Boundary mixing along the Northern Deep Water Gulf of Mexico

Angel Ruiz Angulo, Centro de Ciencias de la Atmosfera, UNAM, Mexico D.F., Mexico, Andrea Costa, Aix-Marseille Universite, CNRS/INSU, IRD, Mediterranean Institute of Oceanography (MIO), Steven Francis DiMarco, Texas A & M University College Station, College Station, TX, United States, James R Ledwell, Woods Hole Oceanographic Institution, Woods Hole, MA, United States, Kurt L Polzin, WHOI, Woods Hole, MA, United States and Zhankun Wang, Texas A&M University, College Station, TX, United States
Abstract:
An anthropogenic tracer reported in Ledwell et al. (in preparation ) was released along an isopycnal at approximately 1100 water depth, 150 m above the local bottom on the continental slope of the Northern Deepwater Gulf. Sampling after 4 months returns an interior diapycnal diffusivity estimate of $1.3 \times10^{-4}$ m$^2$ s$^{-1}$. Sampling at one year returns a background interior mixing rate an order of magnitude smaller, $1.5 \pm 0.5 \times10^{-5}$ m$^2$ s$^{-1}$, and an inference that the 4 month estimate is dominated by a boundary process.

In this work we examine ancillary evidence collected during the year long field program that might explain the observed diapycnal dispersion. We find only background $(1 \times 10^{-5}$ m$^2$ s$^{-1})$ mixing levels in the interior Gulf of Mexico, diagnosed from the application of finescale parameterizations to LADCP/CTD data. If these interior estimates are representative of climatological mixing rates, it also implies the 4 month tracer dispersion estimate is dominated by a boundary mixing process. However, estimates of boundary mixing from the LADCP/CTD data at the time of the 12 month survey are not sufficient to explain the 4 month tracer dispersion.

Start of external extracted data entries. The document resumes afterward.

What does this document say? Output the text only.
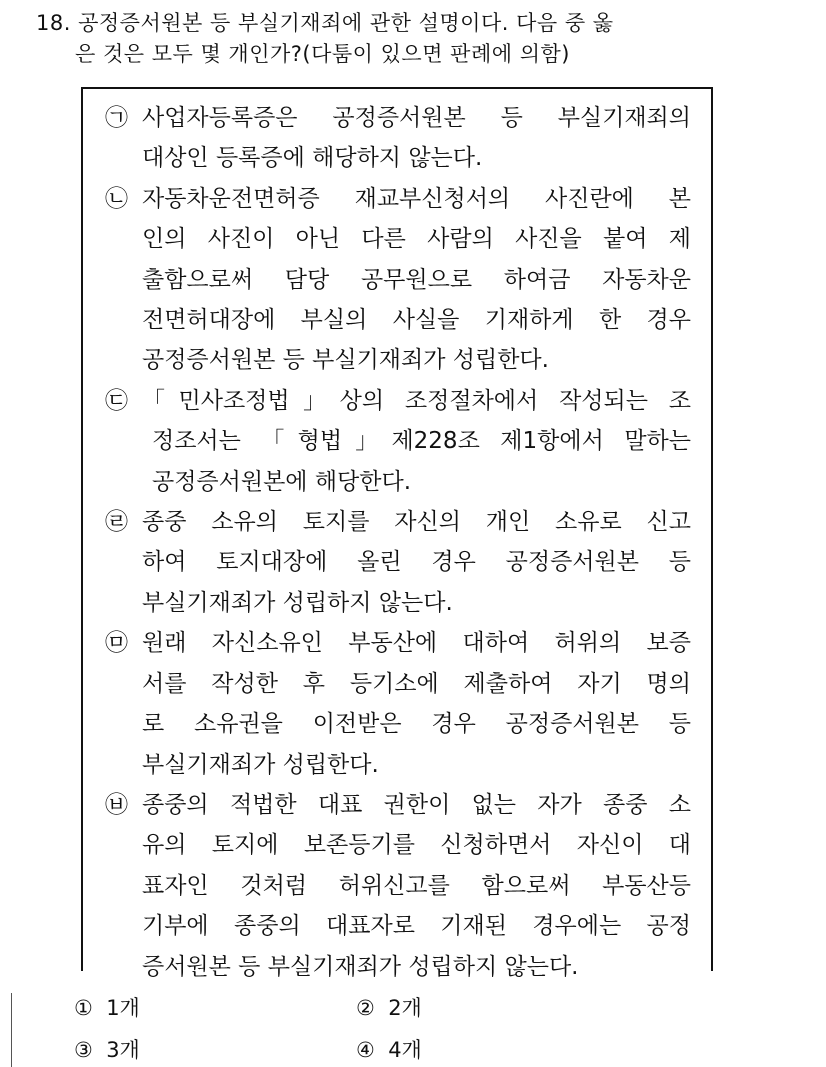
18. 공정증서원본 등 부실기재죄에 관한 설명이다. 다음 중 옳
은 것은 모두 몇 개인가?(다툼이 있으면 판례에 의함)
㉠ 사업자등록증은 공정증서원본 등 부실기재죄의
대상인 등록증에 해당하지 않는다.
㉡ 자동차운전면허증 재교부신청서의 사진란에 본
인의 사진이 아닌 다른 사람의 사진을 붙여 제
출함으로써 담당 공무원으로 하여금 자동차운
전면허대장에 부실의 사실을 기재하게 한 경우
공정증서원본 등 부실기재죄가 성립한다.
㉢ 「민사조정법」상의 조정절차에서 작성되는 조
정조서는 「형법」제228조 제1항에서 말하는
공정증서원본에 해당한다.
㉣ 종중 소유의 토지를 자신의 개인 소유로 신고
하여 토지대장에 올린 경우 공정증서원본 등
부실기재죄가 성립하지 않는다.
㉤ 원래 자신소유인 부동산에 대하여 허위의 보증
서를 작성한 후 등기소에 제출하여 자기 명의
로 소유권을 이전받은 경우 공정증서원본 등
부실기재죄가 성립한다.
㉥ 종중의 적법한 대표 권한이 없는 자가 종중 소
유의 토지에 보존등기를 신청하면서 자신이 대
표자인 것처럼 허위신고를 함으로써 부동산등
기부에 종중의 대표자로 기재된 경우에는 공정
증서원본 등 부실기재죄가 성립하지 않는다.
① 1개	② 2개
③ 3개	④ 4개
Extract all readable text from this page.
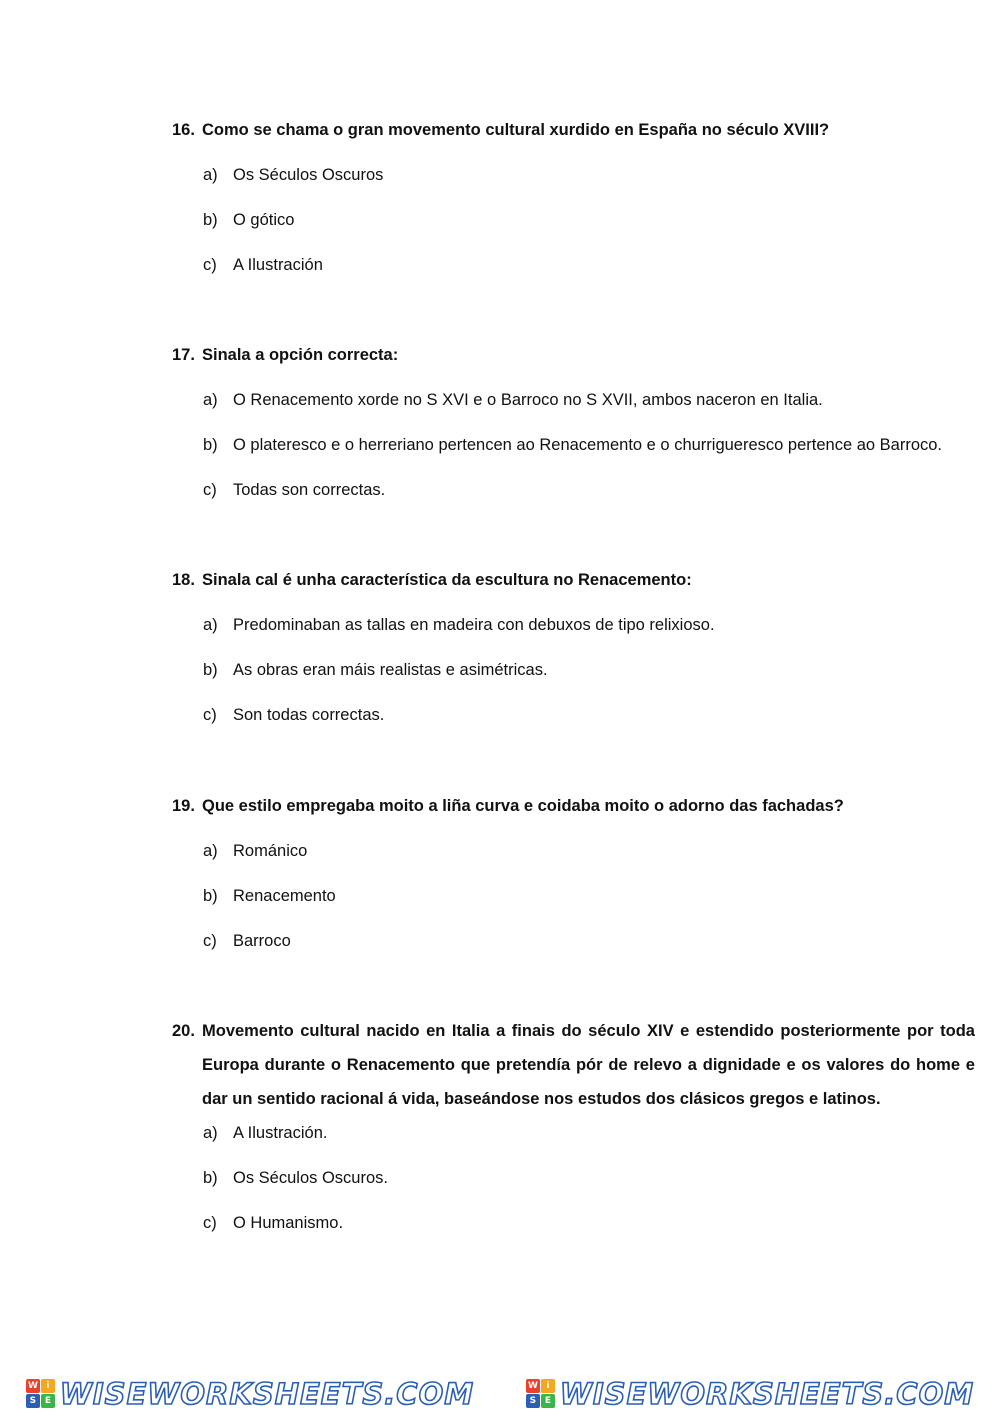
16. Como se chama o gran movemento cultural xurdido en España no século XVIII?
a) Os Séculos Oscuros
b) O gótico
c) A Ilustración
17. Sinala a opción correcta:
a) O Renacemento xorde no S XVI e o Barroco no S XVII, ambos naceron en Italia.
b) O plateresco e o herreriano pertencen ao Renacemento e o churrigueresco pertence ao Barroco.
c) Todas son correctas.
18. Sinala cal é unha característica da escultura no Renacemento:
a) Predominaban as tallas en madeira con debuxos de tipo relixioso.
b) As obras eran máis realistas e asimétricas.
c) Son todas correctas.
19. Que estilo empregaba moito a liña curva e coidaba moito o adorno das fachadas?
a) Románico
b) Renacemento
c) Barroco
20. Movemento cultural nacido en Italia a finais do século XIV e estendido posteriormente por toda Europa durante o Renacemento que pretendía pór de relevo a dignidade e os valores do home e dar un sentido racional á vida, baseándose nos estudos dos clásicos gregos e latinos.
a) A Ilustración.
b) Os Séculos Oscuros.
c) O Humanismo.
W i
S E WISEWORKSHEETS.COM	W i
S E WISEWORKSHEETS.COM
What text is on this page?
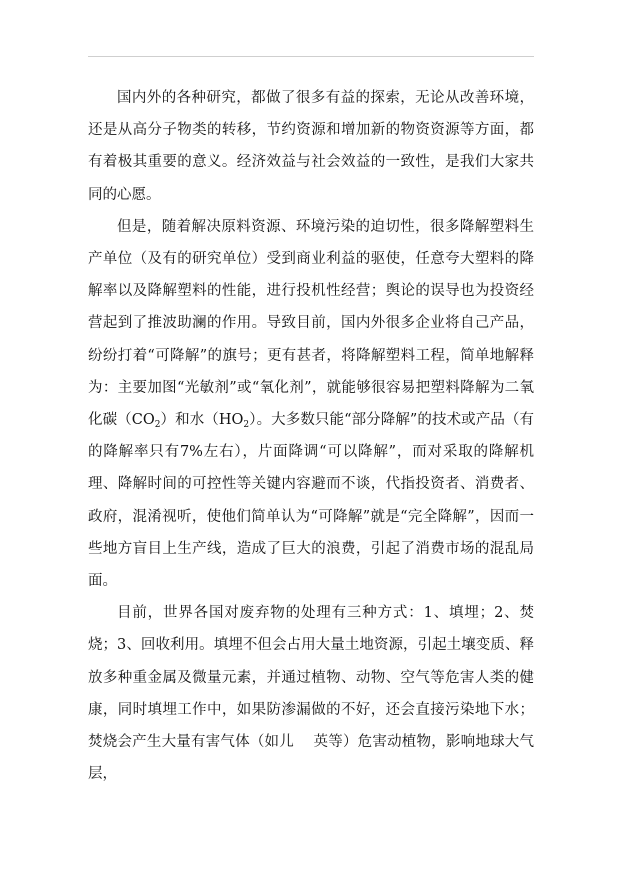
国内外的各种研究，都做了很多有益的探索，无论从改善环境，还是从高分子物类的转移，节约资源和增加新的物资资源等方面，都有着极其重要的意义。经济效益与社会效益的一致性，是我们大家共同的心愿。

但是，随着解决原料资源、环境污染的迫切性，很多降解塑料生产单位（及有的研究单位）受到商业利益的驱使，任意夸大塑料的降解率以及降解塑料的性能，进行投机性经营；舆论的误导也为投资经营起到了推波助澜的作用。导致目前，国内外很多企业将自己产品，纷纷打着“可降解”的旗号；更有甚者，将降解塑料工程，简单地解释为：主要加图“光敏剂”或“氧化剂”，就能够很容易把塑料降解为二氧化碳$(CO_2)$和水$(HO_2)$。大多数只能“部分降解”的技术或产品（有的降解率只有7%左右），片面降调“可以降解”，而对采取的降解机理、降解时间的可控性等关键内容避而不谈，代指投资者、消费者、政府，混淆视听，使他们简单认为“可降解”就是“完全降解”，因而一些地方盲目上生产线，造成了巨大的浪费，引起了消费市场的混乱局面。

目前，世界各国对废弃物的处理有三种方式：1、填埋；2、焚烧；3、回收利用。填埋不但会占用大量土地资源，引起土壤变质、释放多种重金属及微量元素，并通过植物、动物、空气等危害人类的健康，同时填埋工作中，如果防渗漏做的不好，还会直接污染地下水；焚烧会产生大量有害气体（如儿　 英等）危害动植物，影响地球大气层，
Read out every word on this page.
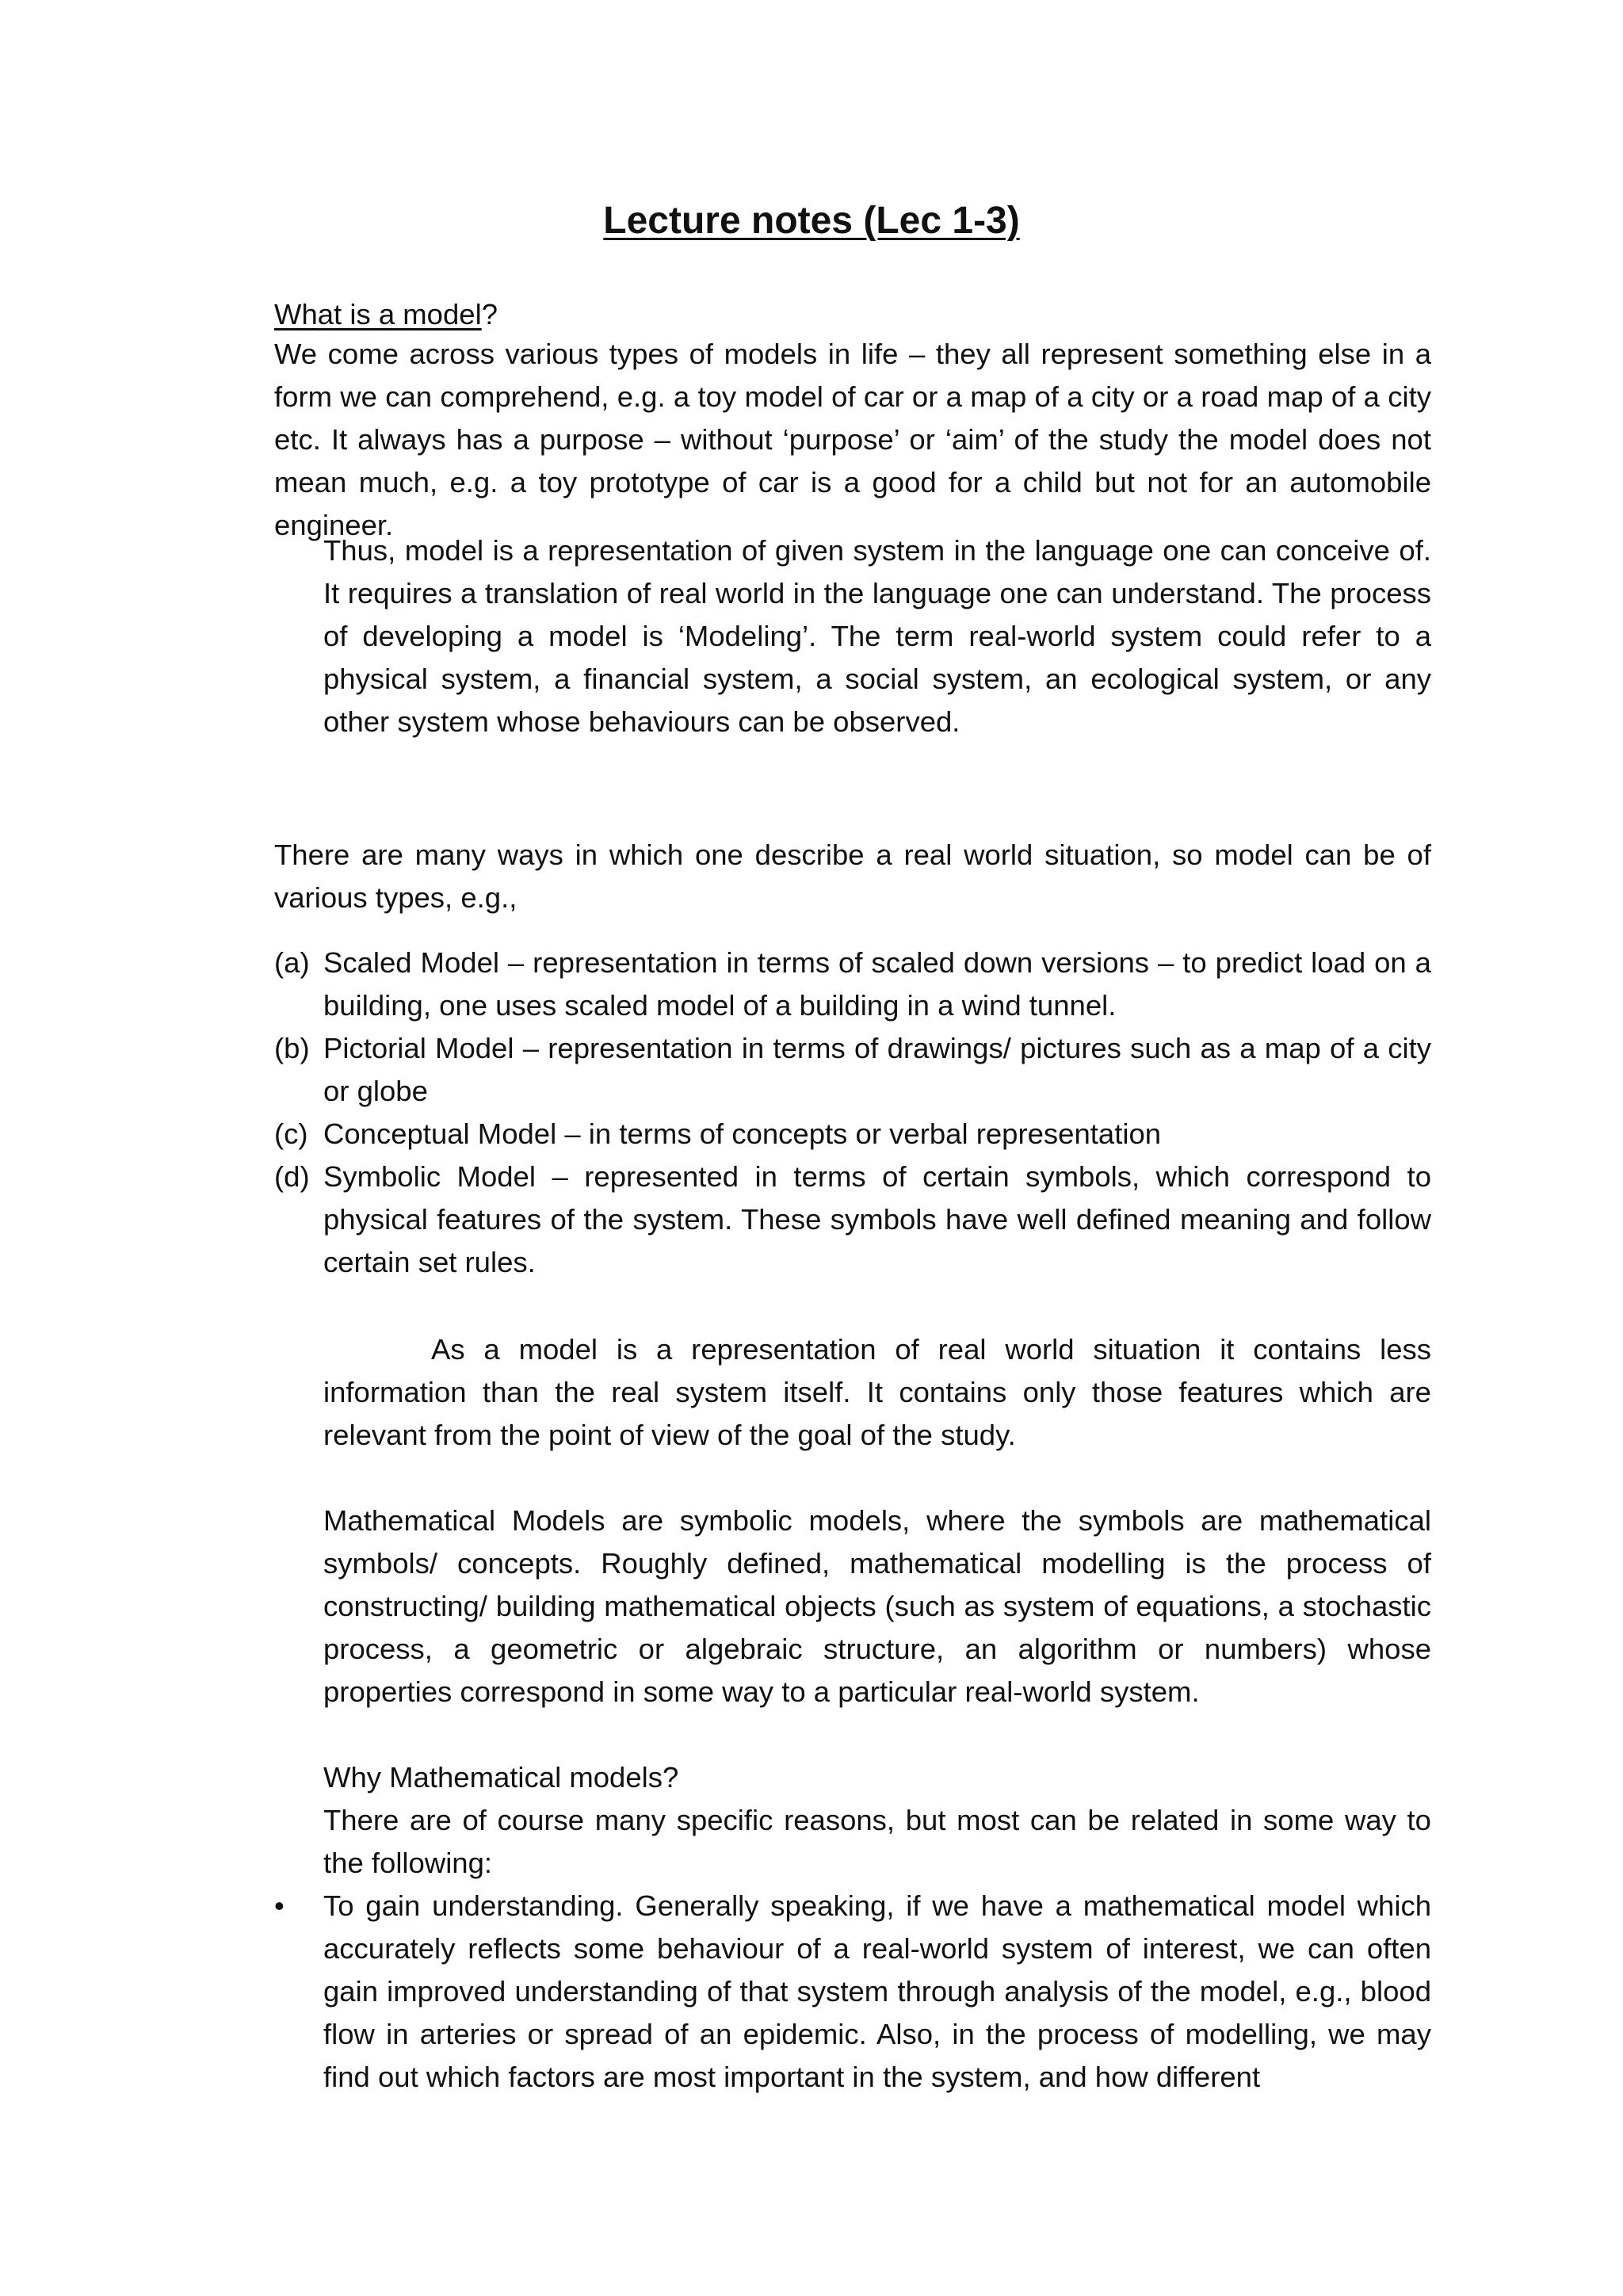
Lecture notes (Lec 1-3)

What is a model?

We come across various types of models in life – they all represent something else in a form we can comprehend, e.g. a toy model of car or a map of a city or a road map of a city etc. It always has a purpose – without ‘purpose’ or ‘aim’ of the study the model does not mean much, e.g. a toy prototype of car is a good for a child but not for an automobile engineer.

Thus, model is a representation of given system in the language one can conceive of. It requires a translation of real world in the language one can understand. The process of developing a model is ‘Modeling’. The term real-world system could refer to a physical system, a financial system, a social system, an ecological system, or any other system whose behaviours can be observed.

There are many ways in which one describe a real world situation, so model can be of various types, e.g.,

(a) Scaled Model – representation in terms of scaled down versions – to predict load on a building, one uses scaled model of a building in a wind tunnel.
(b) Pictorial Model – representation in terms of drawings/ pictures such as a map of a city or globe
(c) Conceptual Model – in terms of concepts or verbal representation
(d) Symbolic Model – represented in terms of certain symbols, which correspond to physical features of the system. These symbols have well defined meaning and follow certain set rules.

As a model is a representation of real world situation it contains less information than the real system itself. It contains only those features which are relevant from the point of view of the goal of the study.

Mathematical Models are symbolic models, where the symbols are mathematical symbols/ concepts. Roughly defined, mathematical modelling is the process of constructing/ building mathematical objects (such as system of equations, a stochastic process, a geometric or algebraic structure, an algorithm or numbers) whose properties correspond in some way to a particular real-world system.

Why Mathematical models?

There are of course many specific reasons, but most can be related in some way to the following:

• To gain understanding. Generally speaking, if we have a mathematical model which accurately reflects some behaviour of a real-world system of interest, we can often gain improved understanding of that system through analysis of the model, e.g., blood flow in arteries or spread of an epidemic. Also, in the process of modelling, we may find out which factors are most important in the system, and how different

Plausibility that the inferred boundary mixing could result from non-propagating form drag is explored with a 2-dimensional time dependent advection diffusion model. The model is used with the current meter data to establish the expectation that flow over complex topography (e.g. salt domes) situated on the continental slope provides a turbulent energy source sufficient to explain the tracer dispersion. Implied is an $O(1)$ effective drag coefficient.